Provide provisional resident status to those in the country illegally as of Dec. 31, 2011. Those who obtain provisional status would have to renew their status several times over ten years before obtaining a lawful resident status green card. Requires unauthorized workers to pay back taxes before obtaining provisional resident status.

-Requires those qualified to pay all back taxes.
-Can’t have a felony or three misdemeanors.
-Spouses and children are eligible.
-Pay a $500 fee.

-Speed up waiting time for green cards for people with approved visa petitions.
-Provide green cards to children and young adults who qualify for the Dream Act.
-Increase the number of H-1B visas by 241% from 85,000 to 205,000.
-Provide new work visas for skilled and unskilled workers.
-People who have been deported may come back and get provisional status if they have close relations.


-Background checks

Employment Sponsorship

-There will be two tiers, Tier 1 and Tier 2, with 125,000 visas for each tier.
-Five years track.

-Tier 1 – High skilled workers with a master’s degree or above.
-Tier 2 – Everybody else.

-Based on a point system where you can collect points from:
-Years of employment in the U.S.
-Civic involvement (volunteerism)
-Proficiency in the English language
-Family ties
-System will favor the young and educated who are fluent in English.

Family Based Sponsorship

-For spouses and children of provisional residents.
-Brothers and sisters are no longer eligible.
-Cannot file for children over 30 years old.

Employment Based Sponsorship

-Immediate green cards for people with master’s degree or higher in the U.S. for science, technology, engineering or math.
-140,000 visas available for employment based sponsorship but spouses and children are not part of that count.
-Increase in H-1B visas.

W Visas

-Up to 200,000 people.
-Good for 3 years.
-You can apply for green cards based on the new merit system without job sponsorship.

Dream Act

-They youth must file for provisional resident status.
-Was under 16 years old when they entered the country and has a high school diploma or GED.
-Once they get provisional resident status they can apply for citizenship immediately.

Agricultural Workers

-They must have worked at least 100 days on a farm in the last two years ending Dec. 31, 2011.
-Pay $500 penalty and pass background checks.
-Get a blue card which lasts for eight years.
-They can apply for provisional resident status after five years if they work in agriculture and pay their back taxes.
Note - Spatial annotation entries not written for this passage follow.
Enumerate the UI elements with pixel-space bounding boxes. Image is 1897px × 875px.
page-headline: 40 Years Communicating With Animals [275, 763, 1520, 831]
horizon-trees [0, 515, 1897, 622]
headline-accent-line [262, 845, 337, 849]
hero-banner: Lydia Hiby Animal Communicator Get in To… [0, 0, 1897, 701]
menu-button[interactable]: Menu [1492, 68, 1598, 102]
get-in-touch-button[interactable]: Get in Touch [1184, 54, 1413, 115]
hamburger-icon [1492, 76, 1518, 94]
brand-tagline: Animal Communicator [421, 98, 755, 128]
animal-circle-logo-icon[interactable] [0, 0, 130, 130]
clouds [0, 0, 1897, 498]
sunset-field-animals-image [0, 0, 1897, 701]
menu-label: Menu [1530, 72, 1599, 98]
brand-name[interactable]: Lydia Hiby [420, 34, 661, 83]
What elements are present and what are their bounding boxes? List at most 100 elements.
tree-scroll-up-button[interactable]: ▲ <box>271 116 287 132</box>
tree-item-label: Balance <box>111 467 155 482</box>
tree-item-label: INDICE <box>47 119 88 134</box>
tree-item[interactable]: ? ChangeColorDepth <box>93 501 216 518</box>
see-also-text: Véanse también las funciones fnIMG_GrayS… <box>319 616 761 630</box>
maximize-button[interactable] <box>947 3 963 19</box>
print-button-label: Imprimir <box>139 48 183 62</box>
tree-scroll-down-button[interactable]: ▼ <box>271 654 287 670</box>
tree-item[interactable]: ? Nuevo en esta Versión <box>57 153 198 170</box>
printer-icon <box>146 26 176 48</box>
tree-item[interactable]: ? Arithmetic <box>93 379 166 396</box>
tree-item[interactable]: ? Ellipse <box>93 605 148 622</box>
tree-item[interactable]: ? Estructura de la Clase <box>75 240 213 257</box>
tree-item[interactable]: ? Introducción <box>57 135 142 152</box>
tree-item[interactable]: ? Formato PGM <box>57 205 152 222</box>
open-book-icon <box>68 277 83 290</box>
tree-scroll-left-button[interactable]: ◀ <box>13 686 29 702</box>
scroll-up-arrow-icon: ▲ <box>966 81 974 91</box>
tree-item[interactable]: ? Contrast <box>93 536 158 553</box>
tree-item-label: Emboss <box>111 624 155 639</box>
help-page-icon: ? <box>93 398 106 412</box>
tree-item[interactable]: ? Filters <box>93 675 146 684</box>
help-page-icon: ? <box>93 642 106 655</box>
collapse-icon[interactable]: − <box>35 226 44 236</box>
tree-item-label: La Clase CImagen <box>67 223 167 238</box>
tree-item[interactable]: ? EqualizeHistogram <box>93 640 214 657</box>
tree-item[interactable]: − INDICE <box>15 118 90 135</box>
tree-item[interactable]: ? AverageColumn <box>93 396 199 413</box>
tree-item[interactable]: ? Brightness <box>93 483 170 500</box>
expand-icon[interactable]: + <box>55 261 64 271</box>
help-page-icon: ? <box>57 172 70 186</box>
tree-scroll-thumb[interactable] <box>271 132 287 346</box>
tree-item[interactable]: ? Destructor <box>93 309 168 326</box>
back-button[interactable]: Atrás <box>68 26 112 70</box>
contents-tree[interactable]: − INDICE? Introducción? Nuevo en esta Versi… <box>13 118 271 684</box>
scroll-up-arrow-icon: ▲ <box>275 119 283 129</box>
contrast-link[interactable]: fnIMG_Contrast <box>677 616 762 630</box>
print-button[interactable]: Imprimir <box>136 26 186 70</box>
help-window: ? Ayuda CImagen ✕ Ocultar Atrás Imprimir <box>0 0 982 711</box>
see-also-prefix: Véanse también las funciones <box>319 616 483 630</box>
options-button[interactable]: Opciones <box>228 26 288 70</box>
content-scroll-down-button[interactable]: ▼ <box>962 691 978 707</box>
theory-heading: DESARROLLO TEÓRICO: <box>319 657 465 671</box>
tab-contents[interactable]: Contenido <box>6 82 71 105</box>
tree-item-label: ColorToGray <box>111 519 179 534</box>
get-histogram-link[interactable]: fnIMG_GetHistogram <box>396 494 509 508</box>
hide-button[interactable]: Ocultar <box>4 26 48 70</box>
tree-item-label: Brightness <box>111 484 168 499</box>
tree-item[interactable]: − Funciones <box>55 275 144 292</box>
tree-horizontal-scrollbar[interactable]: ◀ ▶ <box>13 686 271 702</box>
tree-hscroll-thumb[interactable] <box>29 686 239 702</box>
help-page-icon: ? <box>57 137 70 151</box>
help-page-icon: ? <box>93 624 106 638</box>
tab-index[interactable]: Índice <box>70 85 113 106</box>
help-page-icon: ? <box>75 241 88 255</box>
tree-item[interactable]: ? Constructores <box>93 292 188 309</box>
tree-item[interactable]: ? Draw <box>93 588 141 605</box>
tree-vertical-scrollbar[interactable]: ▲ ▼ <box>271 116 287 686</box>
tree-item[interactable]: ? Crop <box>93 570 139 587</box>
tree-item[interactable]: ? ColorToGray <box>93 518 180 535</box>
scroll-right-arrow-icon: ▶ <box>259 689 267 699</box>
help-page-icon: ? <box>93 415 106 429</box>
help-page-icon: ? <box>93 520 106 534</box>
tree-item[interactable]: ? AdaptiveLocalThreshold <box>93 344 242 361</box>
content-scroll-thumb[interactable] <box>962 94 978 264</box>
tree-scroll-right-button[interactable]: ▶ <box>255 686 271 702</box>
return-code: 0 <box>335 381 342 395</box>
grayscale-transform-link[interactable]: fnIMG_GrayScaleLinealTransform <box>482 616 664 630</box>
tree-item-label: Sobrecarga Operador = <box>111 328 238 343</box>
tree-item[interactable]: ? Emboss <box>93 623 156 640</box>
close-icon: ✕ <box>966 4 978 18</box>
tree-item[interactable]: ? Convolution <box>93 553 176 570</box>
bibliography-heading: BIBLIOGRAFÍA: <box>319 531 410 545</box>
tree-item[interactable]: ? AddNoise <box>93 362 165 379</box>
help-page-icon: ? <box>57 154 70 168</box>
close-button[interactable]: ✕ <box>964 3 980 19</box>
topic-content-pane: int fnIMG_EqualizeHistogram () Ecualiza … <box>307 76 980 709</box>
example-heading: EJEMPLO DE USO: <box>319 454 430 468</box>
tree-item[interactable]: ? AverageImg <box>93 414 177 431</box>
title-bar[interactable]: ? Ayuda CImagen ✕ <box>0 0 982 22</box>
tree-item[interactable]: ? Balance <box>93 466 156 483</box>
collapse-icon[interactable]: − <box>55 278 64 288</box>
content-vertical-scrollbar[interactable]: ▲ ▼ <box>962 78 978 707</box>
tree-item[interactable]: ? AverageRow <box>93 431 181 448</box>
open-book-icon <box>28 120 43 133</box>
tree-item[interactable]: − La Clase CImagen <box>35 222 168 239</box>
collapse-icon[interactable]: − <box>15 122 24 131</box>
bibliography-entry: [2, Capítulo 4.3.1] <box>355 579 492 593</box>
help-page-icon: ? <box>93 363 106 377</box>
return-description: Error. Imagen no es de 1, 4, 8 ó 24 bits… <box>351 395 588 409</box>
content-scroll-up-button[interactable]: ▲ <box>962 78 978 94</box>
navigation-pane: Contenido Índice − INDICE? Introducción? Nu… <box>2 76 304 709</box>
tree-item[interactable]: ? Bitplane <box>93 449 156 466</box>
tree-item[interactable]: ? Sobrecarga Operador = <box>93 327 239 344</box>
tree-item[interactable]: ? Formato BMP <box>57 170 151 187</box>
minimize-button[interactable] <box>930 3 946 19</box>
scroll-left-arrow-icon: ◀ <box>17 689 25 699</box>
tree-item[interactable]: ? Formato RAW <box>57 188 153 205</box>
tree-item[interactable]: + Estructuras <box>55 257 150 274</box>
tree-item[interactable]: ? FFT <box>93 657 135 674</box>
The immigration reform debate has dominated media coverage with each step forward or trip backwards. With all of the emerging details and the vast array of channels the proposed legislation needs to pass through, we thought it would be helpful to offer up a timeline of important events in the bills development.

President Obama Unveils Immigration Reform Proposal
On Jan. 29, 2013, President Barack Obama unveils his immigration reform proposal. The plan consists of four unique parts that would make up a comprehensive plan that would allow the estimated 11 million undocumented immigrants in the U.S. a clearer path to citizenship.

President Obama’s plan would also strengthen the U.S. Mexican border and enhance infrastructure, streamline legal immigration for students, entrepreneurs and families, and crack down on employers who knowingly hire unauthorized immigrant workers.

Gang of Eight Introduce Bipartisan Bill
The bipartisan group of eight senators, known as the Gang of Eight, introduced an immigration reform bill to Senate that highlights details proposed by President Obama on April 17, 2013. The bill offers a path to citizenship for undocumented immigrants who came to the country before Dec. 31, 2011. It also provides increased funding to increase security measures at the U.S.-Mexico border, increased the number of high skilled visas, and created new visas for unskilled workers.

Bill Approved in the Senate
The Senate Judiciary Committee passed the immigration reform bill in a vote of 13-5 on May 21, 2013 after three weeks of markups. Over 300 amendments were proposed for the bill with 141 approved. The bill remained largely intact and is sent to be voted on in the Senate.

Senate Votes to Allow Debate on Immigration Reform Bill
June 11, 2013, the Senate voted 82 to 15 in favor of the motion to officially allow debate to move forward on the proposed immigration reform bill. Again, the bill remained largely intact after members of the Gang of Eight made it clear that they would hear recommendations to improve the bill but would not make significant changes that would alter the initial framework of the legislation.

Senate Approves Immigration Reform Bill
After weeks of markups and proposed amendments, the Senate approves the Gang of Eight’s immigration reform bill on June 27, 2013. The bill is passed by a vote of 68 to 32, including 14 Republicans.